Alternative splicing (AS) is a gene regulatory mechanism with important roles in human biology and disease. High throughput sequencing of RNA (RNA-seq) is making it possible to survey the expressed genes and their alternative splicing variations in a wide variety of cellular conditions. However, the short reads are challenging to analyze, demanding highly sophisticated computational methods that can extract meaningful AS information efficiently, accurately, and in a comprehensive way. While there has been great progress so far, current methods based on assembling the short reads into transcript annotations have reached a plateau. We propose two innovations that can help overcome the limits. The first is one-step simultaneous analyses of multiple samples in an RNA-seq collection, in contrast with the current two-step approach that analyzes each sample separately and then merges the results. The second is to create and interrogate assembly-free representations of AS. The project will design a suite of tools that will leverage the latent information in large collections of samples and from heterogeneous data types to build complete and accurate AS signatures of tissues and cell types, and to elucidate the regulatory circuitry of AS and its functional implications.
Aim 1 will develop a high- performance multi-sample transcript assembly tool, combining subexon graph representations of genes and AS variations, statistical methods for improved feature detection, and search space reduction techniques for efficient sample processing.
Aim 2 will build highly efficient and accurate feature selection tools to detect and characterize assembly-free AS variations (subexons and introns), simultaneously from collections of RNA-seq samples. It will combine novel regularized programs with complex models of intronic `noise' and other RNA-seq confounders, and enable analyses of differential splicing and to identify individual and group-specific variations. Lastly, Aim 3 will develop a system to comprehensively model the regulatory and functional circuitry of AS and the effects of mutations, starting from deep learning models of sequences and alignments and integrating expression, sequence, epigenetic and mutation data across tissues, cell types and conditions.

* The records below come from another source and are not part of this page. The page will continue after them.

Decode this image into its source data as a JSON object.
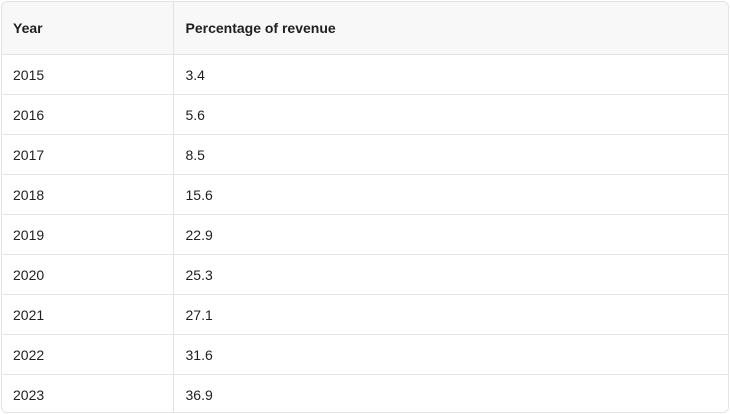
{
  "chart_data": {
    "type": "table",
    "columns": [
      "Year",
      "Percentage of revenue"
    ],
    "rows": [
      [
        "2015",
        "3.4"
      ],
      [
        "2016",
        "5.6"
      ],
      [
        "2017",
        "8.5"
      ],
      [
        "2018",
        "15.6"
      ],
      [
        "2019",
        "22.9"
      ],
      [
        "2020",
        "25.3"
      ],
      [
        "2021",
        "27.1"
      ],
      [
        "2022",
        "31.6"
      ],
      [
        "2023",
        "36.9"
      ]
    ]
  }
}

We will rigorously test and evaluate all tools in simulations and on large public data sets, as well as on thyroid and head and neck cancer data provided by our collaborators, and we will experimentally validate random subsets of predictions with capillary electrophoresis and qRT-PCR. Collectively, the concepts, methods and tools will establish a new framework for analyzing RNA-seq data that can efficiently tackle the `big data' challenges, leading to more complete discovery and annotation of AS structure and function in human health and disease.
Alternative splicing is a fundamental gene regulatory mechanism with important roles in human physiology and disease. Next generation RNA sequencing (RNA-seq) is making it possible to characterize alternative splicing in great detail, however, current bioinformatics analysis tools miss important variations. The project will design a suite of innovative tools that criss-cross information across multiple RNA-seq samples, and across heterogeneous sequence, epigenetic and expression data, to more comprehensively and more accurately determine the structure, function and regulation of alternative splicing in human biology and disease.